Not quite a Night of the Long Knives; more a Day of the Sponge Mops.
Andrew Little's first reshuffle of rankings and shadow portfolio responsibilities within the Labour caucus is - by his party's standards - a major clean-up and clean-out of MPs who Little sees as either past their political use-by date or close to it. Or whose faces do not fit with his plans for revitalising Labour.
The extent of this purge reveals much about the manner in which the new Labour leader intends to proceed with that huge task. He has torn up the manual on how to conduct reshuffles - at least the pages mentioning the cautious approach Helen Clark took when she was leader. She was wary of the fundamental rule of reshuffles: that you will always create more enemies than allies.
Clark's reshuffles were little reshuffles. Now we have the phenomenon of a Little reshuffle - one which sees the leader seemingly throwing caution to the wind.
In doing so, Little is intimating his style of leadership will be more direct, more ruthless. There will be no fence-sitting which leaves gaps for the Greens and New Zealand First to exploit. He is intimating Labour has been too woolly and too soft.
So three longstanding MPs are dumped from the front bench - David Cunliffe, David Parker and Clayton Cosgrove - to make room for the likes of relative unknowns such as Carmel Sepuloni and David Clark.
Prime Minister John Key is predicting Little's reshuffle will end up creating a back bench filled with "misery and discontent". He may be right given the extent of the clean-out. But some aspects of the revamp have been driven by constraints on choice.

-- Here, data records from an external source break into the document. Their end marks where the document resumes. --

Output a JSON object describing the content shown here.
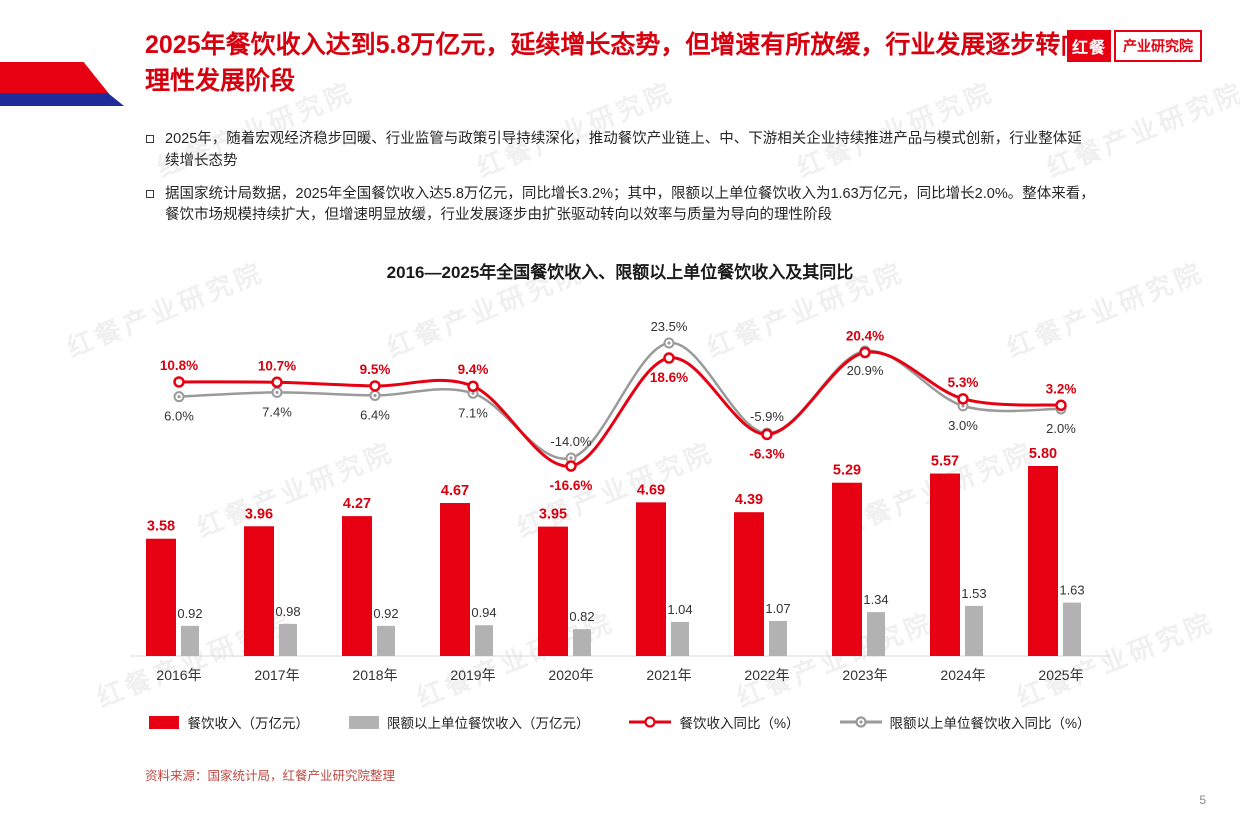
{
  "page": {
    "number": "5",
    "watermark": "红餐产业研究院"
  },
  "logo": {
    "brand": "红餐",
    "org": "产业研究院"
  },
  "header": {
    "title": "2025年餐饮收入达到5.8万亿元，延续增长态势，但增速有所放缓，行业发展逐步转向理性发展阶段"
  },
  "bullets": [
    "2025年，随着宏观经济稳步回暖、行业监管与政策引导持续深化，推动餐饮产业链上、中、下游相关企业持续推进产品与模式创新，行业整体延续增长态势",
    "据国家统计局数据，2025年全国餐饮收入达5.8万亿元，同比增长3.2%；其中，限额以上单位餐饮收入为1.63万亿元，同比增长2.0%。整体来看，餐饮市场规模持续扩大，但增速明显放缓，行业发展逐步由扩张驱动转向以效率与质量为导向的理性阶段"
  ],
  "colors": {
    "accent_red": "#E60012",
    "label_red": "#D7000F",
    "bar_gray": "#B2B2B2",
    "line_gray": "#9A9A9A",
    "navy": "#1F2C9C"
  },
  "chart_data": {
    "type": "combo",
    "title": "2016—2025年全国餐饮收入、限额以上单位餐饮收入及其同比",
    "categories": [
      "2016年",
      "2017年",
      "2018年",
      "2019年",
      "2020年",
      "2021年",
      "2022年",
      "2023年",
      "2024年",
      "2025年"
    ],
    "series": [
      {
        "name": "餐饮收入（万亿元）",
        "type": "bar",
        "color": "#E60012",
        "values": [
          3.58,
          3.96,
          4.27,
          4.67,
          3.95,
          4.69,
          4.39,
          5.29,
          5.57,
          5.8
        ]
      },
      {
        "name": "限额以上单位餐饮收入（万亿元）",
        "type": "bar",
        "color": "#B2B2B2",
        "values": [
          0.92,
          0.98,
          0.92,
          0.94,
          0.82,
          1.04,
          1.07,
          1.34,
          1.53,
          1.63
        ]
      },
      {
        "name": "餐饮收入同比（%）",
        "type": "line",
        "color": "#E60012",
        "values": [
          10.8,
          10.7,
          9.5,
          9.4,
          -16.6,
          18.6,
          -6.3,
          20.4,
          5.3,
          3.2
        ]
      },
      {
        "name": "限额以上单位餐饮收入同比（%）",
        "type": "line",
        "color": "#9A9A9A",
        "values": [
          6.0,
          7.4,
          6.4,
          7.1,
          -14.0,
          23.5,
          -5.9,
          20.9,
          3.0,
          2.0
        ]
      }
    ],
    "red_label_above": [
      true,
      true,
      true,
      true,
      false,
      false,
      false,
      true,
      true,
      true
    ],
    "grid": false,
    "legend_position": "bottom",
    "y_axis_visible": false
  },
  "footer": {
    "source": "资料来源：国家统计局，红餐产业研究院整理"
  }
}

Grant Robertson, for example, was really the only option as finance spokesman. It may be second prize after narrowly missing out on the leadership. But it is a second prize which may unleash Robertson's strengths to full effect.
Likewise, Little was clearly less than impressed with aspirants for the party's deputy leadership. That has resulted in him seemingly cutting across the image of rejuvenation that he has sought to create by installing veteran MP Annette King in the job. Her elevation is a stop-gap move. It offers time for someone to emerge from the throng who deserves the title.